Oct 26, 2024

Perspective of Faith (30th Sunday Ordinary B)



A good friend emailed me this story:

The only survivor of a shipwreck was washed up on a small, uninhabited island. He prayed feverishly for God to rescue him. Every day he scanned the horizon for help, but none seemed forthcoming. Exhausted, he eventually managed to build a little hut out of driftwood to protect him from the elements, and to store his few possessions.

One day, after scavenging for food, he arrived home to find his little hut in flames, with smoke rolling up to the sky. He felt the worst had happened, and everything was lost. He was stunned with disbelief, grief, and anger. He cried out, 'God! How could you do this to me? '

Early the next day, he was awakened by the sound of a ship approaching the island! It had come to rescue him! “How did you know I was here?” asked the weary man of his rescuers. They replied, "We saw your smoke signal."

Aahhh… how blind was he to the ways of God! What he saw was his suffering, his loss, his own grief. He failed to see the grace of God working through the flames that consumed his hut and the smoke that rolled up to the sky. He was blinded by his anger.

But indeed, it is hard to see God's ways. Human as we are, we are always short-sighted or blinded by our own personal agenda, self-centered motivations and emotional rage. It is real hard to see, for instance, beyond the suffering wrought by these supertyphoons and Covid-19 pandemic. We see our losses; we face our suffering; we endure our grief. But we are slow to understand all these and even more slow in seeing the hand of a loving and providential God in these darkest moments of our lives.

Hence, it is good to be instructed by the story of Bartimaeus in today's gospel (Mk 10: 46-52).

“What do you want me to do for you?” (v. 51), Jesus asks the blind Bartimaeus. But before we treat Bartimaeus’ response, it is good to recall that the same question has been offered by Jesus to James and John, Zebedee’s sons in last Sunday’s gospel. Their answer betrayed their personal agenda and motives. They asked for privilege and position. We recall that asked with the same question, “What do you want me to do for you?” they gave this straightforward petition: “Make sure that we sit in your glory, one at your right and the other at your left.” And we heard Jesus rebuking them, “you do not know what you are asking.” Last Sunday then we saw how Jesus’ disciples continued to fail to see the meaning of authentic discipleship. They continued to be blind as to the real meaning of Christ’s messiahship. They refused to accept the path of suffering, rejection, powerlessness, and death that the messiah, and hence his disciples, had to go through. What they had wanted to see was the fulfillment of their own personal and political ambitions. They failed to see as God sees. In a word, they were blind like Bartimaeus.

All too often, we are like Jesus’ disciples blinded by our personal motives. Our self-centeredness blinds us to God’s intentions. We see only our own agenda. We look at the world and realities and events through our human lens. No wonder we don’t understand a lot of things. We don’t see beyond the ugly surface of our sufferings. We don’t see what we gain in our losses. We don’t understand when things start to get out of our hands. We simply fail to see God’s hands.
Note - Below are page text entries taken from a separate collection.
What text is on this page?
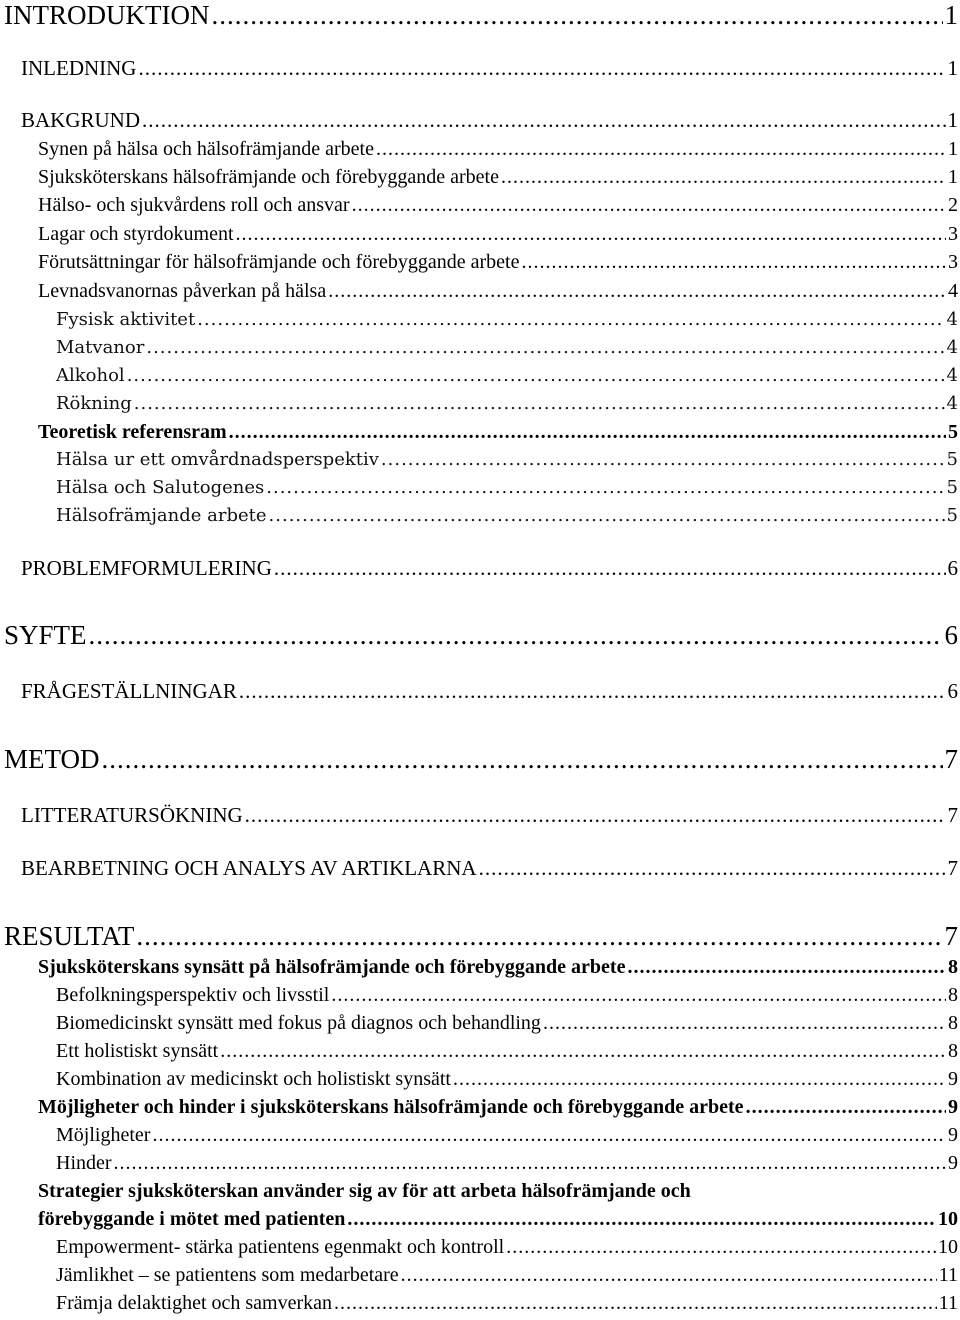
INTRODUKTION .....	1
INLEDNING .....	1
BAKGRUND .....	1
Synen på hälsa och hälsofrämjande arbete .....	1
Sjuksköterskans hälsofrämjande och förebyggande arbete .....	1
Hälso- och sjukvårdens roll och ansvar .....	2
Lagar och styrdokument .....	3
Förutsättningar för hälsofrämjande och förebyggande arbete .....	3
Levnadsvanornas påverkan på hälsa .....	4
Fysisk aktivitet .....	4
Matvanor .....	4
Alkohol .....	4
Rökning .....	4
Teoretisk referensram .....	5
Hälsa ur ett omvårdnadsperspektiv .....	5
Hälsa och Salutogenes .....	5
Hälsofrämjande arbete .....	5
PROBLEMFORMULERING .....	6
SYFTE .....	6
FRÅGESTÄLLNINGAR .....	6
METOD .....	7
LITTERATURSÖKNING .....	7
BEARBETNING OCH ANALYS AV ARTIKLARNA .....	7
RESULTAT .....	7
Sjuksköterskans synsätt på hälsofrämjande och förebyggande arbete .....	8
Befolkningsperspektiv och livsstil .....	8
Biomedicinskt synsätt med fokus på diagnos och behandling .....	8
Ett holistiskt synsätt .....	8
Kombination av medicinskt och holistiskt synsätt .....	9
Möjligheter och hinder i sjuksköterskans hälsofrämjande och förebyggande arbete .....	9
Möjligheter .....	9
Hinder .....	9
Strategier sjuksköterskan använder sig av för att arbeta hälsofrämjande och
förebyggande i mötet med patienten .....	10
Empowerment- stärka patientens egenmakt och kontroll .....	10
Jämlikhet – se patientens som medarbetare .....	11
Främja delaktighet och samverkan .....	11
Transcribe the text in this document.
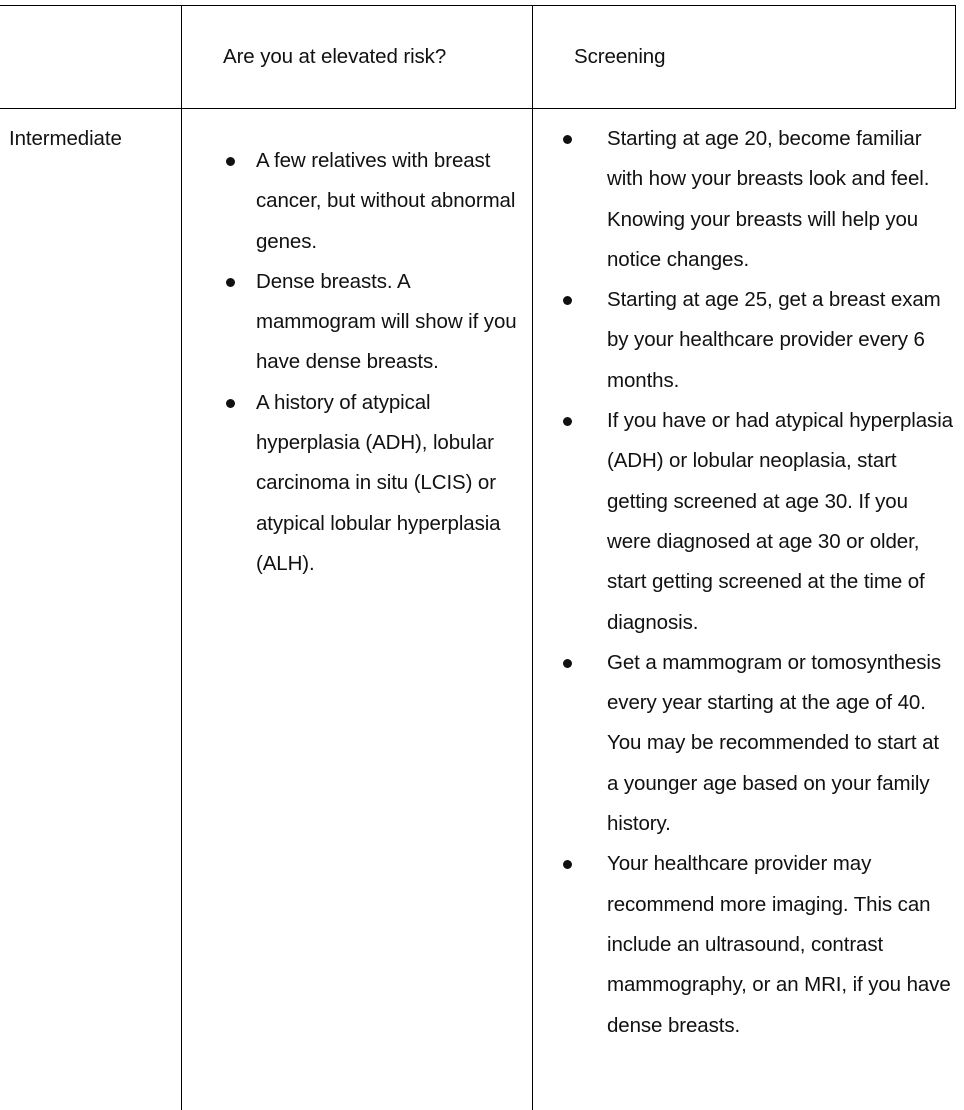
Are you at elevated risk?	Screening
Intermediate
A few relatives with breast cancer, but without abnormal genes.
Dense breasts. A mammogram will show if you have dense breasts.
A history of atypical hyperplasia (ADH), lobular carcinoma in situ (LCIS) or atypical lobular hyperplasia (ALH).
Starting at age 20, become familiar with how your breasts look and feel. Knowing your breasts will help you notice changes.
Starting at age 25, get a breast exam by your healthcare provider every 6 months.
If you have or had atypical hyperplasia (ADH) or lobular neoplasia, start getting screened at age 30. If you were diagnosed at age 30 or older, start getting screened at the time of diagnosis.
Get a mammogram or tomosynthesis every year starting at the age of 40. You may be recommended to start at a younger age based on your family history.
Your healthcare provider may recommend more imaging. This can include an ultrasound, contrast mammography, or an MRI, if you have dense breasts.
Ironically, Bartimaeus, the blind, can point us the way forward. Mark’s Gospel presents Bartimaeus as the exemplar disciple. When asked, “What do you want me to do for you?” Bartimaeus answers, “Master, I want to see” (v. 51).  Jesus heals him and instructs him to go his way. Bartimaeus receives his sight but followed Jesus on the way.

Therefore, like him, we would do well to do three things: First, like Bartimaeus, we have to admit that we are blind in terms of recognizing the ways of God. We have to admit that we need the grace of God to see beyond our self-centered motives and agenda. We have to face the fact that our human way of seeing is often clouded by our grief and anger and, therefore, incapable of discerning God’s ways.

Second, we have to ask God fervently: “Master, I want to see.”  We have to ask God to open our eyes of faith that we may see as God sees, to open our eyes to see through the suffering that life brings and discern God’s intentions and the directions He is leading us to, and to open our eyes to see his hands working even when our hut is burning and when all that we have are destroyed by flood and relentless typhoons.

Third, like Bartimaeus, let us accept both the gift of a new perspective and the task of following Jesus. Discipleship is following Jesus precisely with this new perspective of faith and not with our initial perspective of self-centeredness. This means following Jesus in the path He has chosen-- the path of humble service, total self-giving, and sacrificial death.